Tuesday, August 19, 2014

Learn From Each Book You Write And Improve

My wife and I joke all of the time when we read a book from an author that we have always enjoyed and then the book just tanks. We then find that several books in a row from that author are equally as flat. What happened? We had such high hopes for this author and then things just fall apart?

In reality, this happens to a lot of people in a lot of various hobbies, skills and occupations. The individual simply quit learning and growing as an author. They became too relaxed and comfortable with where they were at in their career and started taking things for granted.

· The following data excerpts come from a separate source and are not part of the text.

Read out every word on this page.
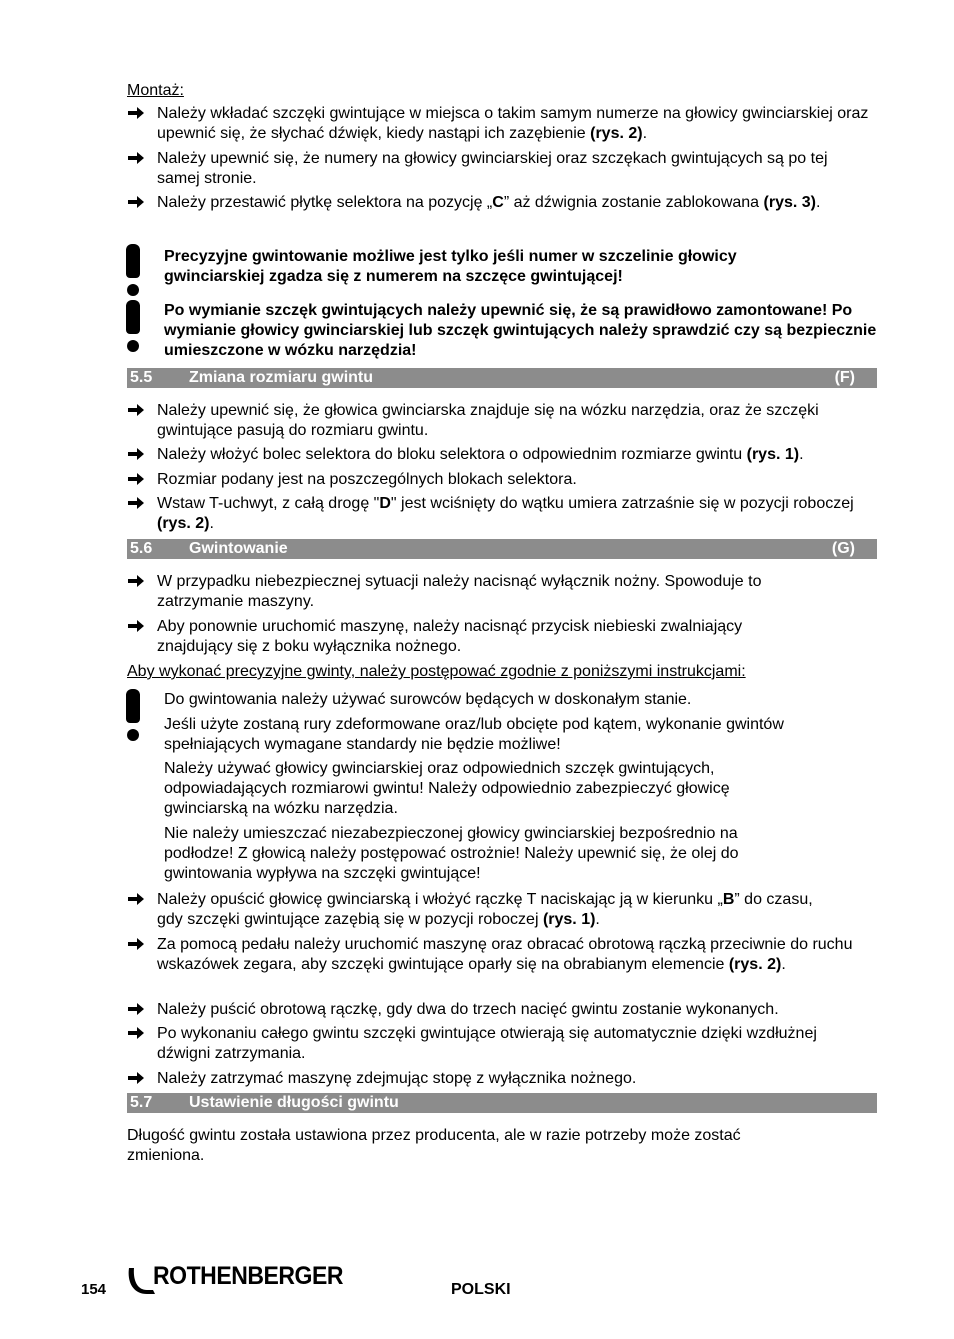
Montaż:
Należy wkładać szczęki gwintujące w miejsca o takim samym numerze na głowicy gwinciarskiej oraz upewnić się, że słychać dźwięk, kiedy nastąpi ich zazębienie (rys. 2).
Należy upewnić się, że numery na głowicy gwinciarskiej oraz szczękach gwintujących są po tej samej stronie.
Należy przestawić płytkę selektora na pozycję „C” aż dźwignia zostanie zablokowana (rys. 3).
Precyzyjne gwintowanie możliwe jest tylko jeśli numer w szczelinie głowicy gwinciarskiej zgadza się z numerem na szczęce gwintującej!
Po wymianie szczęk gwintujących należy upewnić się, że są prawidłowo zamontowane! Po wymianie głowicy gwinciarskiej lub szczęk gwintujących należy sprawdzić czy są bezpiecznie umieszczone w wózku narzędzia!
5.5 Zmiana rozmiaru gwintu	(F)
Należy upewnić się, że głowica gwinciarska znajduje się na wózku narzędzia, oraz że szczęki gwintujące pasują do rozmiaru gwintu.
Należy włożyć bolec selektora do bloku selektora o odpowiednim rozmiarze gwintu (rys. 1).
Rozmiar podany jest na poszczególnych blokach selektora.
Wstaw T-uchwyt, z całą drogę "D" jest wciśnięty do wątku umiera zatrzaśnie się w pozycji roboczej (rys. 2).
5.6 Gwintowanie	(G)
W przypadku niebezpiecznej sytuacji należy nacisnąć wyłącznik nożny. Spowoduje to zatrzymanie maszyny.
Aby ponownie uruchomić maszynę, należy nacisnąć przycisk niebieski zwalniający znajdujący się z boku wyłącznika nożnego.
Aby wykonać precyzyjne gwinty, należy postępować zgodnie z poniższymi instrukcjami:
Do gwintowania należy używać surowców będących w doskonałym stanie.
Jeśli użyte zostaną rury zdeformowane oraz/lub obcięte pod kątem, wykonanie gwintów spełniających wymagane standardy nie będzie możliwe!
Należy używać głowicy gwinciarskiej oraz odpowiednich szczęk gwintujących, odpowiadających rozmiarowi gwintu! Należy odpowiednio zabezpieczyć głowicę gwinciarską na wózku narzędzia.
Nie należy umieszczać niezabezpieczonej głowicy gwinciarskiej bezpośrednio na podłodze! Z głowicą należy postępować ostrożnie! Należy upewnić się, że olej do gwintowania wypływa na szczęki gwintujące!
Należy opuścić głowicę gwinciarską i włożyć rączkę T naciskając ją w kierunku „B” do czasu, gdy szczęki gwintujące zazębią się w pozycji roboczej (rys. 1).
Za pomocą pedału należy uruchomić maszynę oraz obracać obrotową rączką przeciwnie do ruchu wskazówek zegara, aby szczęki gwintujące oparły się na obrabianym elemencie (rys. 2).
Należy puścić obrotową rączkę, gdy dwa do trzech nacięć gwintu zostanie wykonanych.
Po wykonaniu całego gwintu szczęki gwintujące otwierają się automatycznie dzięki wzdłużnej dźwigni zatrzymania.
Należy zatrzymać maszynę zdejmując stopę z wyłącznika nożnego.
5.7 Ustawienie długości gwintu
Długość gwintu została ustawiona przez producenta, ale w razie potrzeby może zostać zmieniona.
154 ROTHENBERGER	POLSKI
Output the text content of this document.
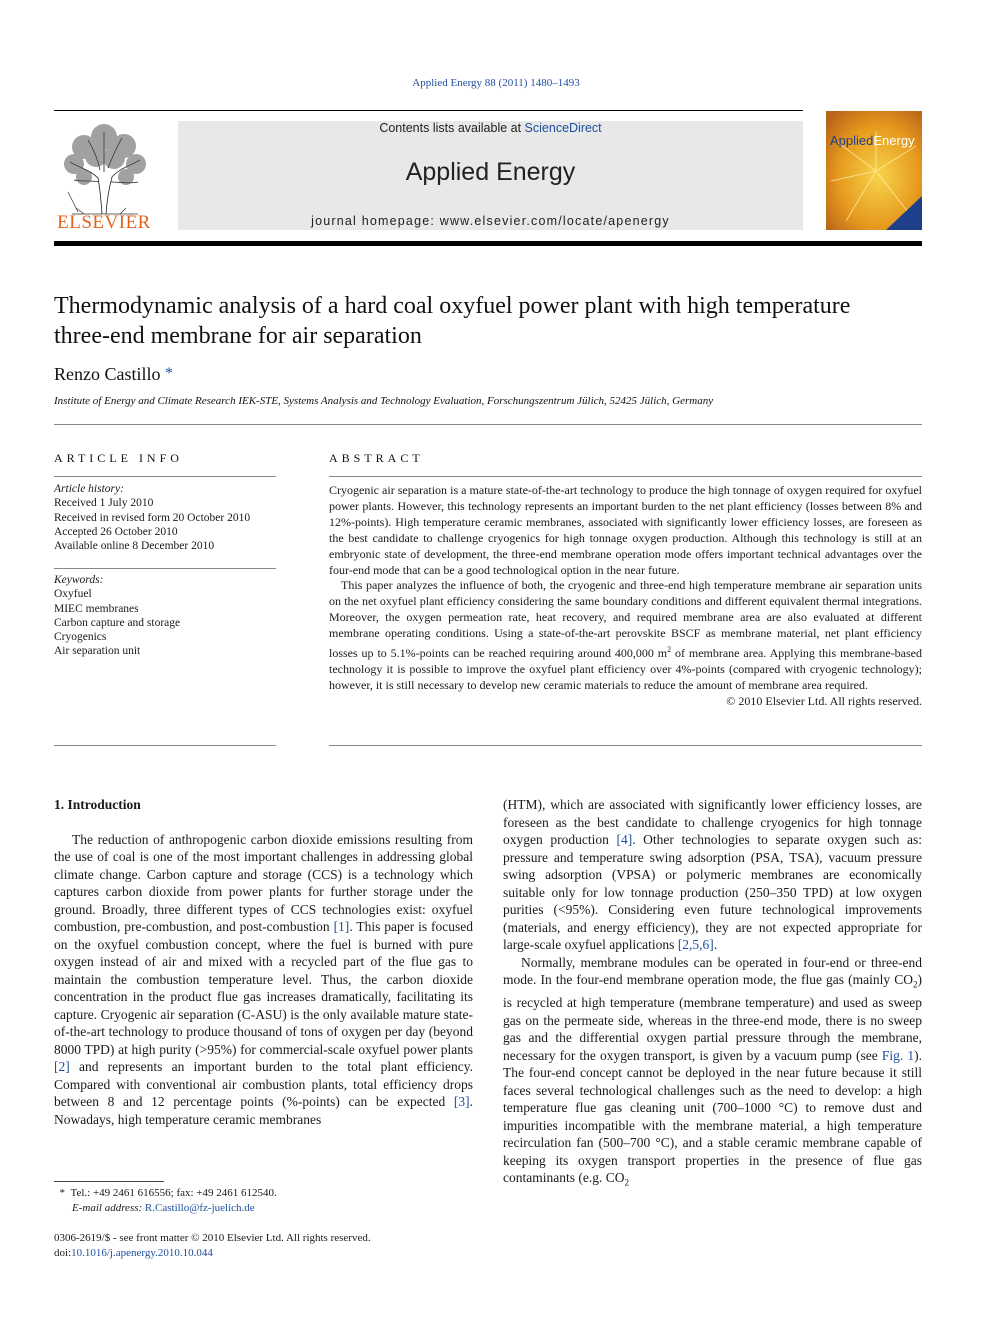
Applied Energy 88 (2011) 1480–1493
ELSEVIER
Contents lists available at ScienceDirect
Applied Energy
journal homepage: www.elsevier.com/locate/apenergy
AppliedEnergy
Thermodynamic analysis of a hard coal oxyfuel power plant with high temperature three-end membrane for air separation
Renzo Castillo *
Institute of Energy and Climate Research IEK-STE, Systems Analysis and Technology Evaluation, Forschungszentrum Jülich, 52425 Jülich, Germany
ARTICLE INFO
Article history:
Received 1 July 2010
Received in revised form 20 October 2010
Accepted 26 October 2010
Available online 8 December 2010
Keywords:
Oxyfuel
MIEC membranes
Carbon capture and storage
Cryogenics
Air separation unit
ABSTRACT

Cryogenic air separation is a mature state-of-the-art technology to produce the high tonnage of oxygen required for oxyfuel power plants. However, this technology represents an important burden to the net plant efficiency (losses between 8% and 12%-points). High temperature ceramic membranes, associated with significantly lower efficiency losses, are foreseen as the best candidate to challenge cryogenics for high tonnage oxygen production. Although this technology is still at an embryonic state of development, the three-end membrane operation mode offers important technical advantages over the four-end mode that can be a good technological option in the near future.

This paper analyzes the influence of both, the cryogenic and three-end high temperature membrane air separation units on the net oxyfuel plant efficiency considering the same boundary conditions and different equivalent thermal integrations. Moreover, the oxygen permeation rate, heat recovery, and required membrane area are also evaluated at different membrane operating conditions. Using a state-of-the-art perovskite BSCF as membrane material, net plant efficiency losses up to 5.1%-points can be reached requiring around 400,000 $m^2$ of membrane area. Applying this membrane-based technology it is possible to improve the oxyfuel plant efficiency over 4%-points (compared with cryogenic technology); however, it is still necessary to develop new ceramic materials to reduce the amount of membrane area required.

© 2010 Elsevier Ltd. All rights reserved.

1. Introduction

The reduction of anthropogenic carbon dioxide emissions resulting from the use of coal is one of the most important challenges in addressing global climate change. Carbon capture and storage (CCS) is a technology which captures carbon dioxide from power plants for further storage under the ground. Broadly, three different types of CCS technologies exist: oxyfuel combustion, pre-combustion, and post-combustion [1]. This paper is focused on the oxyfuel combustion concept, where the fuel is burned with pure oxygen instead of air and mixed with a recycled part of the flue gas to maintain the combustion temperature level. Thus, the carbon dioxide concentration in the product flue gas increases dramatically, facilitating its capture. Cryogenic air separation (C-ASU) is the only available mature state-of-the-art technology to produce thousand of tons of oxygen per day (beyond 8000 TPD) at high purity (>95%) for commercial-scale oxyfuel power plants [2] and represents an important burden to the total plant efficiency. Compared with conventional air combustion plants, total efficiency drops between 8 and 12 percentage points (%-points) can be expected [3]. Nowadays, high temperature ceramic membranes

(HTM), which are associated with significantly lower efficiency losses, are foreseen as the best candidate to challenge cryogenics for high tonnage oxygen production [4]. Other technologies to separate oxygen such as: pressure and temperature swing adsorption (PSA, TSA), vacuum pressure swing adsorption (VPSA) or polymeric membranes are economically suitable only for low tonnage production (250–350 TPD) at low oxygen purities (<95%). Considering even future technological improvements (materials, and energy efficiency), they are not expected appropriate for large-scale oxyfuel applications [2,5,6].

Normally, membrane modules can be operated in four-end or three-end mode. In the four-end membrane operation mode, the flue gas (mainly $CO_2$) is recycled at high temperature (membrane temperature) and used as sweep gas on the permeate side, whereas in the three-end mode, there is no sweep gas and the differential oxygen partial pressure through the membrane, necessary for the oxygen transport, is given by a vacuum pump (see Fig. 1). The four-end concept cannot be deployed in the near future because it still faces several technological challenges such as the need to develop: a high temperature flue gas cleaning unit (700–1000 °C) to remove dust and impurities incompatible with the membrane material, a high temperature recirculation fan (500–700 °C), and a stable ceramic membrane capable of keeping its oxygen transport properties in the presence of flue gas contaminants (e.g. $CO_2$

* Tel.: +49 2461 616556; fax: +49 2461 612540.
E-mail address: R.Castillo@fz-juelich.de
0306-2619/$ - see front matter © 2010 Elsevier Ltd. All rights reserved.
doi:10.1016/j.apenergy.2010.10.044
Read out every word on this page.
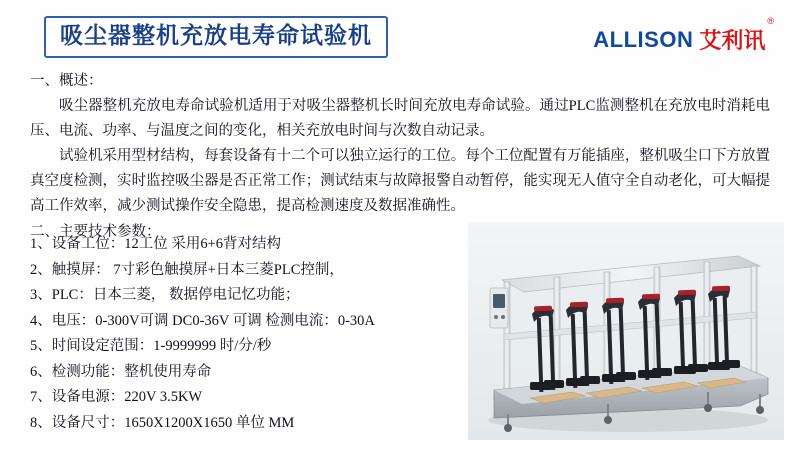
吸尘器整机充放电寿命试验机	ALLISON 艾利讯
®
一、概述：
吸尘器整机充放电寿命试验机适用于对吸尘器整机长时间充放电寿命试验。通过PLC监测整机在充放电时消耗电压、电流、功率、与温度之间的变化，相关充放电时间与次数自动记录。
试验机采用型材结构，每套设备有十二个可以独立运行的工位。每个工位配置有万能插座，整机吸尘口下方放置真空度检测，实时监控吸尘器是否正常工作；测试结束与故障报警自动暂停，能实现无人值守全自动老化，可大幅提高工作效率，减少测试操作安全隐患，提高检测速度及数据准确性。
二、主要技术参数：
1、设备工位：12工位 采用6+6背对结构
2、触摸屏： 7寸彩色触摸屏+日本三菱PLC控制，
3、PLC：日本三菱， 数据停电记忆功能；
4、电压：0-300V可调 DC0-36V 可调 检测电流：0-30A
5、时间设定范围：1-9999999 时/分/秒
6、检测功能：整机使用寿命
7、设备电源：220V 3.5KW
8、设备尺寸：1650X1200X1650 单位 MM
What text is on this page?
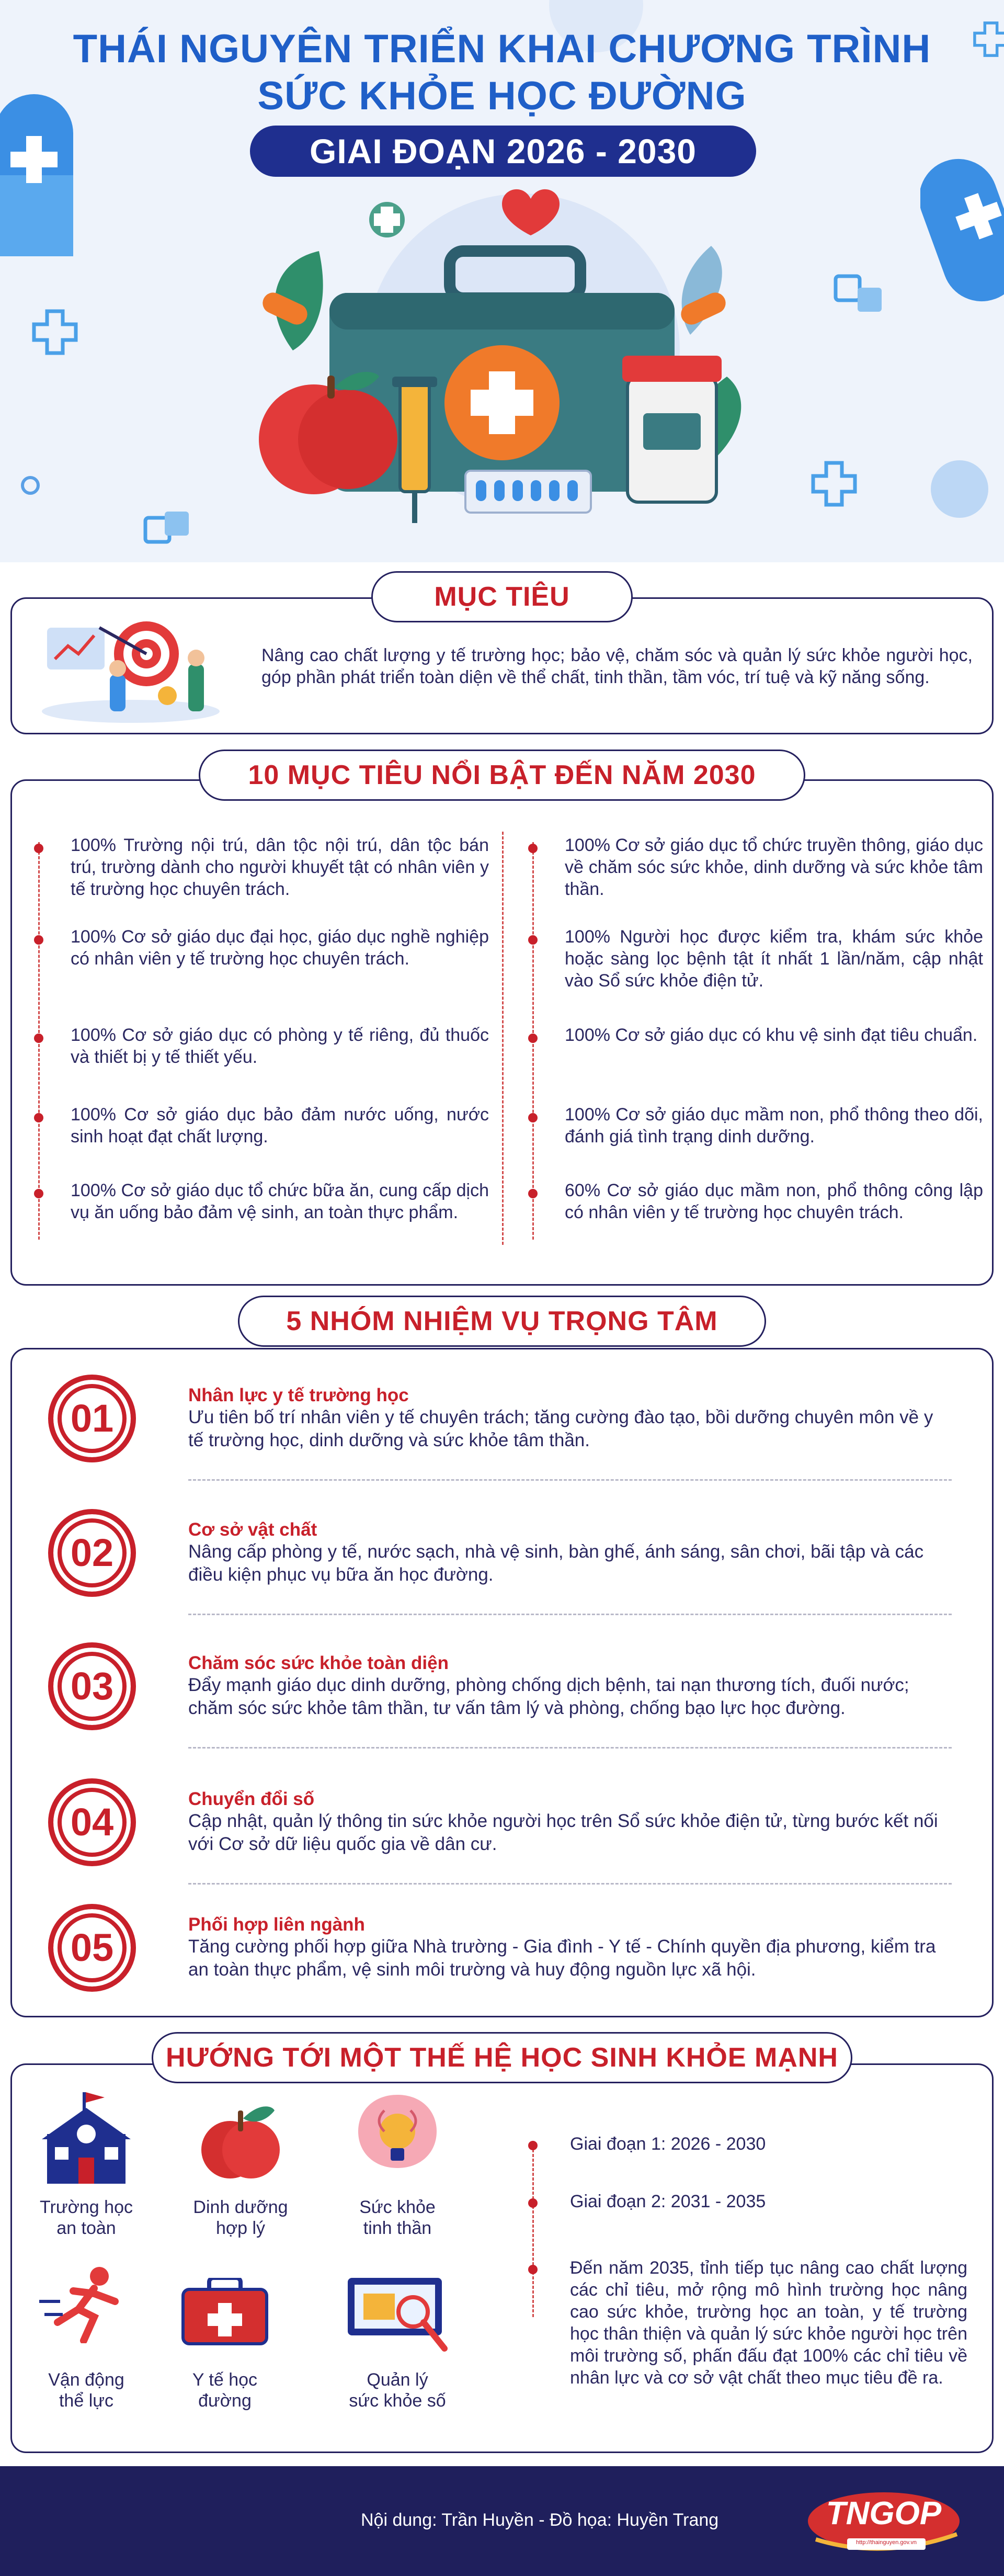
THÁI NGUYÊN TRIỂN KHAI CHƯƠNG TRÌNH
SỨC KHỎE HỌC ĐƯỜNG
GIAI ĐOẠN 2026 - 2030
MỤC TIÊU
Nâng cao chất lượng y tế trường học; bảo vệ, chăm sóc và quản lý sức khỏe người học, góp phần phát triển toàn diện về thể chất, tinh thần, tầm vóc, trí tuệ và kỹ năng sống.
10 MỤC TIÊU NỔI BẬT ĐẾN NĂM 2030
100% Trường nội trú, dân tộc nội trú, dân tộc bán trú, trường dành cho người khuyết tật có nhân viên y tế trường học chuyên trách.
100% Cơ sở giáo dục đại học, giáo dục nghề nghiệp có nhân viên y tế trường học chuyên trách.
100% Cơ sở giáo dục có phòng y tế riêng, đủ thuốc và thiết bị y tế thiết yếu.
100% Cơ sở giáo dục bảo đảm nước uống, nước sinh hoạt đạt chất lượng.
100% Cơ sở giáo dục tổ chức bữa ăn, cung cấp dịch vụ ăn uống bảo đảm vệ sinh, an toàn thực phẩm.
100% Cơ sở giáo dục tổ chức truyền thông, giáo dục về chăm sóc sức khỏe, dinh dưỡng và sức khỏe tâm thần.
100% Người học được kiểm tra, khám sức khỏe hoặc sàng lọc bệnh tật ít nhất 1 lần/năm, cập nhật vào Sổ sức khỏe điện tử.
100% Cơ sở giáo dục có khu vệ sinh đạt tiêu chuẩn.
100% Cơ sở giáo dục mầm non, phổ thông theo dõi, đánh giá tình trạng dinh dưỡng.
60% Cơ sở giáo dục mầm non, phổ thông công lập có nhân viên y tế trường học chuyên trách.
5 NHÓM NHIỆM VỤ TRỌNG TÂM
01
Nhân lực y tế trường học
Ưu tiên bố trí nhân viên y tế chuyên trách; tăng cường đào tạo, bồi dưỡng chuyên môn về y tế trường học, dinh dưỡng và sức khỏe tâm thần.
02
Cơ sở vật chất
Nâng cấp phòng y tế, nước sạch, nhà vệ sinh, bàn ghế, ánh sáng, sân chơi, bãi tập và các điều kiện phục vụ bữa ăn học đường.
03
Chăm sóc sức khỏe toàn diện
Đẩy mạnh giáo dục dinh dưỡng, phòng chống dịch bệnh, tai nạn thương tích, đuối nước; chăm sóc sức khỏe tâm thần, tư vấn tâm lý và phòng, chống bạo lực học đường.
04
Chuyển đổi số
Cập nhật, quản lý thông tin sức khỏe người học trên Sổ sức khỏe điện tử, từng bước kết nối với Cơ sở dữ liệu quốc gia về dân cư.
05
Phối hợp liên ngành
Tăng cường phối hợp giữa Nhà trường - Gia đình - Y tế - Chính quyền địa phương, kiểm tra an toàn thực phẩm, vệ sinh môi trường và huy động nguồn lực xã hội.
HƯỚNG TỚI MỘT THẾ HỆ HỌC SINH KHỎE MẠNH
Trường học
an toàn
Dinh dưỡng
hợp lý
Sức khỏe
tinh thần
Vận động
thể lực
Y tế học
đường
Quản lý
sức khỏe số
Giai đoạn 1: 2026 - 2030
Giai đoạn 2: 2031 - 2035
Đến năm 2035, tỉnh tiếp tục nâng cao chất lượng các chỉ tiêu, mở rộng mô hình trường học nâng cao sức khỏe, trường học an toàn, y tế trường học thân thiện và quản lý sức khỏe người học trên môi trường số, phấn đấu đạt 100% các chỉ tiêu về nhân lực và cơ sở vật chất theo mục tiêu đề ra.
Nội dung: Trần Huyền - Đồ họa: Huyền Trang	TNGOP
http://thainguyen.gov.vn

Strong authors, the ones that do have long careers in this business have found a way to always grow and learn. In fact, editors and agents want to see this in the authors we work with. We want the author to have the ability to dissect what they are doing on every project they are working on. We want them to be able to self-diagnose their writing and their stories.

At the completion of each book you write, it is crucial to pick it up and start examining everything you did with it. What were some things that worked, and why did these things work? Did you make changes in how you wrote the book? Why? Did those changes work?

Along the same lines, you need to take the time to constantly read and continue to learn your craft. Writing is not something that you can simply claim you have learned all you need to know the moment you have been published. This is something I have said here on the blog before. I am always constantly amazed at how published authors quit taking workshops, quit attending conferences other than to do book signings and really do seem to shut the educational side of this business off. This, in my humble opinion, is a huge mistake.

We have to remember that the publishing world is constantly changing. This is not simply in how we deliver the books to our readers, but the style of writing our readers like and will buy. If we do not continue to learn and grow, you become pretty dang stagnate.